Hey everyone, it’s Louise, welcome to my recipe page. Today, I will show you a way to make a distinctive dish, thai curry carrot coconut soup. It is one of my favorites. For mine, I am going to make it a bit tasty. This will be really delicious.
Thai Curry Carrot Coconut Soup is one of the most popular of recent trending meals in the world. It’s simple, it is quick, it tastes yummy. It’s appreciated by millions daily. They are nice and they look fantastic. Thai Curry Carrot Coconut Soup is something that I’ve loved my whole life.
You only need a few ingredients to make this light and satisfying Thai Coconut Curry Carrot Soup. It's a creamy, a little sweet, a little spicy, and a lot of delicious. Enjoy this mildly spicy soup with a toasted mango-chutney-and-cheese sandwich, or thin the soup with more water or broth and use it as the base for a curry with chunks of firm white fish and broccoli.
To get started with this recipe, we have to prepare a few components. You can have thai curry carrot coconut soup using 12 ingredients and 8 steps. Here is how you cook it.
The ingredients needed to make Thai Curry Carrot Coconut Soup:
- Take 3 ounces oil
- Take 1 each Vidalia onion-small dice
- Get 5 cloves garlic- chopped fine
- Make ready 2 tablespoons ginger- chopped fine
- Prepare 3 pounds small carrots- small dice (chopping up small in a food processor works well)
- Make ready 2 ounces flour
- Make ready 1 1/2 quarts chicken stock
- Get 1 can (14 ounces) coconut milk
- Prepare 1-2 tablespoon Thai Red Curry Paste (Warning some are spicier than others:)
- Prepare 3-4 tablespoons brown sugar
- Take to taste salt
- Take (this needs salt, sweet and spice so each varies to taste)
It gets a Thai twist with Thai curry paste and coconut milk and some shredded coconut. If not, wait until the soup cools slightly, and purée in a food processor. Add enough coconut milk (and a little more stock or water if necessary) to bring the soup to the consistency you want. A Thai-inspired soup that is incredibly light, healthy, hearty and cozy!
Instructions to make Thai Curry Carrot Coconut Soup:
- In a pot add the oil and sweat the onions in the stock pot for 5-10 minutes covered Med heat until translucent
- Add the, chopped garlic and ginger and cook for 5 minutes
- Add the carrots and dust with all the flour, stirring in for 1 minute.
- Add the chicken stock in pot and bring to a simmer for about 20 minutes. (Check to make sure the carrots are tender)
- When the carrots are tender the soup should be carefully purred in a blender or food processor. This should be done in small batches and covered with a towel as not to spray hot soup all over you.
- Return to the sauce pan and add 1 can of coconut milk and red curry paste and bring to a light simmer.
- Adjust the seasoning with red curry paste, salt and brown sugar.

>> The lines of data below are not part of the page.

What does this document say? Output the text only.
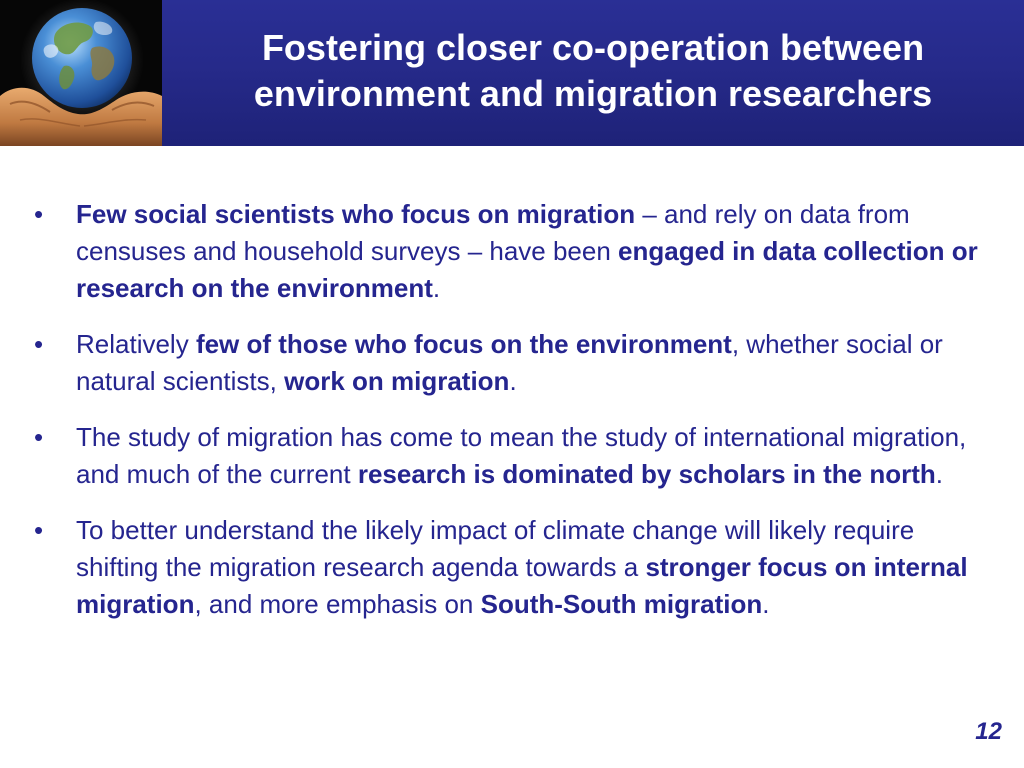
Fostering closer co-operation between
environment and migration researchers
• Few social scientists who focus on migration – and rely on data from censuses and household surveys – have been engaged in data collection or research on the environment.
• Relatively few of those who focus on the environment, whether social or natural scientists, work on migration.
• The study of migration has come to mean the study of international migration, and much of the current research is dominated by scholars in the north.
• To better understand the likely impact of climate change will likely require shifting the migration research agenda towards a stronger focus on internal migration, and more emphasis on South-South migration.
12
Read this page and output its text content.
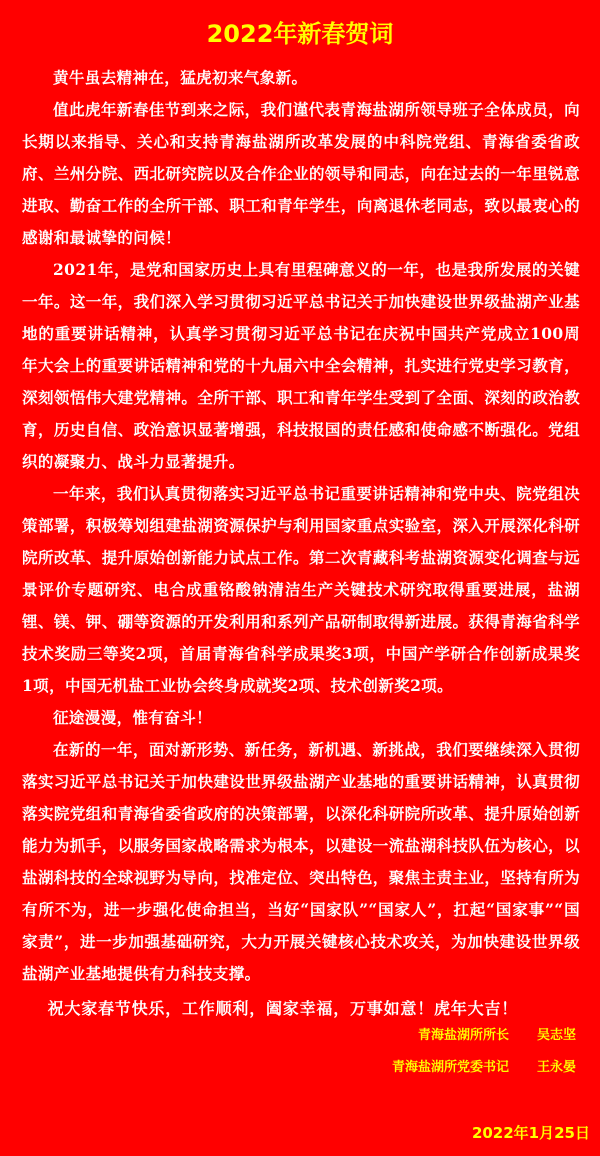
2022年新春贺词

黄牛虽去精神在，猛虎初来气象新。

值此虎年新春佳节到来之际，我们谨代表青海盐湖所领导班子全体成员，向长期以来指导、关心和支持青海盐湖所改革发展的中科院党组、青海省委省政府、兰州分院、西北研究院以及合作企业的领导和同志，向在过去的一年里锐意进取、勤奋工作的全所干部、职工和青年学生，向离退休老同志，致以最衷心的感谢和最诚挚的问候！

2021年，是党和国家历史上具有里程碑意义的一年，也是我所发展的关键一年。这一年，我们深入学习贯彻习近平总书记关于加快建设世界级盐湖产业基地的重要讲话精神，认真学习贯彻习近平总书记在庆祝中国共产党成立100周年大会上的重要讲话精神和党的十九届六中全会精神，扎实进行党史学习教育，深刻领悟伟大建党精神。全所干部、职工和青年学生受到了全面、深刻的政治教育，历史自信、政治意识显著增强，科技报国的责任感和使命感不断强化。党组织的凝聚力、战斗力显著提升。

一年来，我们认真贯彻落实习近平总书记重要讲话精神和党中央、院党组决策部署，积极筹划组建盐湖资源保护与利用国家重点实验室，深入开展深化科研院所改革、提升原始创新能力试点工作。第二次青藏科考盐湖资源变化调查与远景评价专题研究、电合成重铬酸钠清洁生产关键技术研究取得重要进展，盐湖锂、镁、钾、硼等资源的开发利用和系列产品研制取得新进展。获得青海省科学技术奖励三等奖2项，首届青海省科学成果奖3项，中国产学研合作创新成果奖1项，中国无机盐工业协会终身成就奖2项、技术创新奖2项。

征途漫漫，惟有奋斗！

在新的一年，面对新形势、新任务，新机遇、新挑战，我们要继续深入贯彻落实习近平总书记关于加快建设世界级盐湖产业基地的重要讲话精神，认真贯彻落实院党组和青海省委省政府的决策部署，以深化科研院所改革、提升原始创新能力为抓手，以服务国家战略需求为根本，以建设一流盐湖科技队伍为核心，以盐湖科技的全球视野为导向，找准定位、突出特色，聚焦主责主业，坚持有所为有所不为，进一步强化使命担当，当好“国家队”“国家人”，扛起“国家事”“国家责”，进一步加强基础研究，大力开展关键核心技术攻关，为加快建设世界级盐湖产业基地提供有力科技支撑。

祝大家春节快乐，工作顺利，阖家幸福，万事如意！虎年大吉！

青海盐湖所所长 吴志坚
青海盐湖所党委书记 王永晏
2022年1月25日
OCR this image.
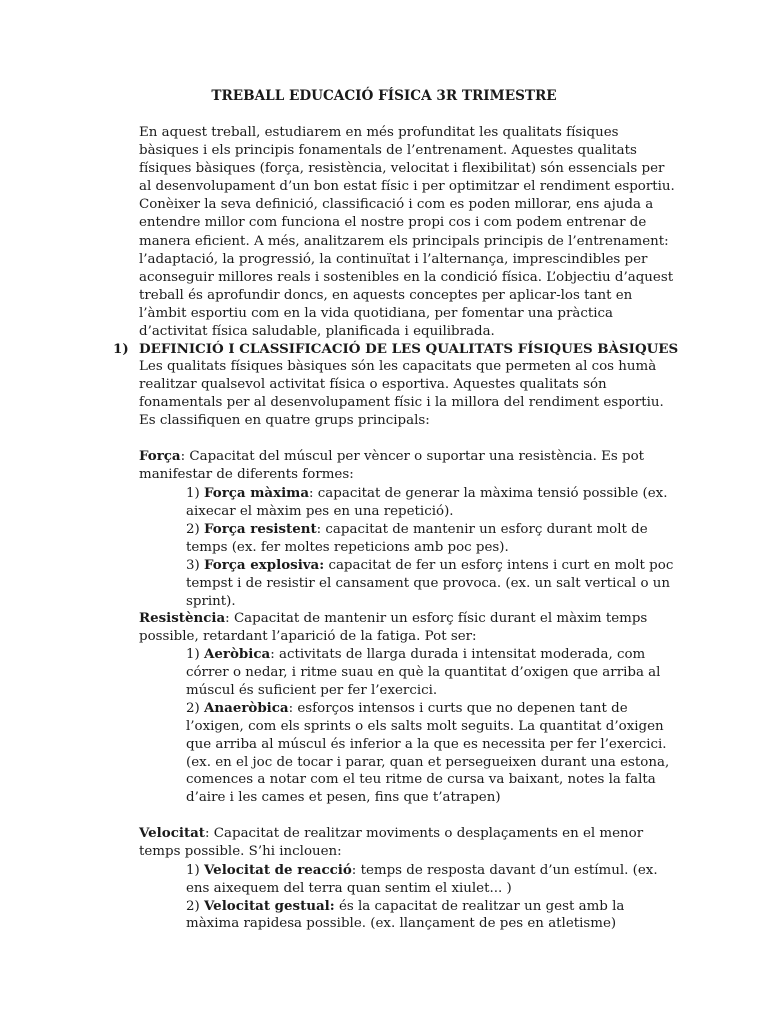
TREBALL EDUCACIÓ FÍSICA 3R TRIMESTRE

En aquest treball, estudiarem en més profunditat les qualitats físiques bàsiques i els principis fonamentals de l’entrenament. Aquestes qualitats físiques bàsiques (força, resistència, velocitat i flexibilitat) són essencials per al desenvolupament d’un bon estat físic i per optimitzar el rendiment esportiu. Conèixer la seva definició, classificació i com es poden millorar, ens ajuda a entendre millor com funciona el nostre propi cos i com podem entrenar de manera eficient. A més, analitzarem els principals principis de l’entrenament: l’adaptació, la progressió, la continuïtat i l’alternança, imprescindibles per aconseguir millores reals i sostenibles en la condició física. L’objectiu d’aquest treball és aprofundir doncs, en aquests conceptes per aplicar-los tant en l’àmbit esportiu com en la vida quotidiana, per fomentar una pràctica d’activitat física saludable, planificada i equilibrada.

1) DEFINICIÓ I CLASSIFICACIÓ DE LES QUALITATS FÍSIQUES BÀSIQUES

Les qualitats físiques bàsiques són les capacitats que permeten al cos humà realitzar qualsevol activitat física o esportiva. Aquestes qualitats són fonamentals per al desenvolupament físic i la millora del rendiment esportiu. Es classifiquen en quatre grups principals:

Força: Capacitat del múscul per vèncer o suportar una resistència. Es pot manifestar de diferents formes:

1) Força màxima: capacitat de generar la màxima tensió possible (ex. aixecar el màxim pes en una repetició).

2) Força resistent: capacitat de mantenir un esforç durant molt de temps (ex. fer moltes repeticions amb poc pes).

3) Força explosiva: capacitat de fer un esforç intens i curt en molt poc tempst i de resistir el cansament que provoca. (ex. un salt vertical o un sprint).

Resistència: Capacitat de mantenir un esforç físic durant el màxim temps possible, retardant l’aparició de la fatiga. Pot ser:

1) Aeròbica: activitats de llarga durada i intensitat moderada, com córrer o nedar, i ritme suau en què la quantitat d’oxigen que arriba al múscul és suficient per fer l’exercici.

2) Anaeròbica: esforços intensos i curts que no depenen tant de l’oxigen, com els sprints o els salts molt seguits. La quantitat d’oxigen que arriba al múscul és inferior a la que es necessita per fer l’exercici. (ex. en el joc de tocar i parar, quan et persegueixen durant una estona,

comences a notar com el teu ritme de cursa va baixant, notes la falta d’aire i les cames et pesen, fins que t’atrapen)

Velocitat: Capacitat de realitzar moviments o desplaçaments en el menor temps possible. S’hi inclouen:

1) Velocitat de reacció: temps de resposta davant d’un estímul. (ex. ens aixequem del terra quan sentim el xiulet... )

2) Velocitat gestual: és la capacitat de realitzar un gest amb la

màxima rapidesa possible. (ex. llançament de pes en atletisme)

- Basil,cilantro, scallions or bacon bits are all tasty things to add as a garnish.
It is so easy to make using baby carrots, sweet potatoes, lite coconut milk and lime juice. It is packed with SO MUCH FLAVOR! Slowly pour the chicken broth over the mixture, stirring continually. When the carrots are soft, carefully blend with an immersion blender (or in a blender) until the carrots are smooth. Return the carrot mixture to the pot and add the coconut milk and red curry paste.
So that is going to wrap it up for this special food thai curry carrot coconut soup recipe. Thanks so much for your time. I am sure you can make this at home. There is gonna be more interesting food at home recipes coming up. Don’t forget to save this page on your browser, and share it to your loved ones, colleague and friends. Thanks again for reading. Go on get cooking!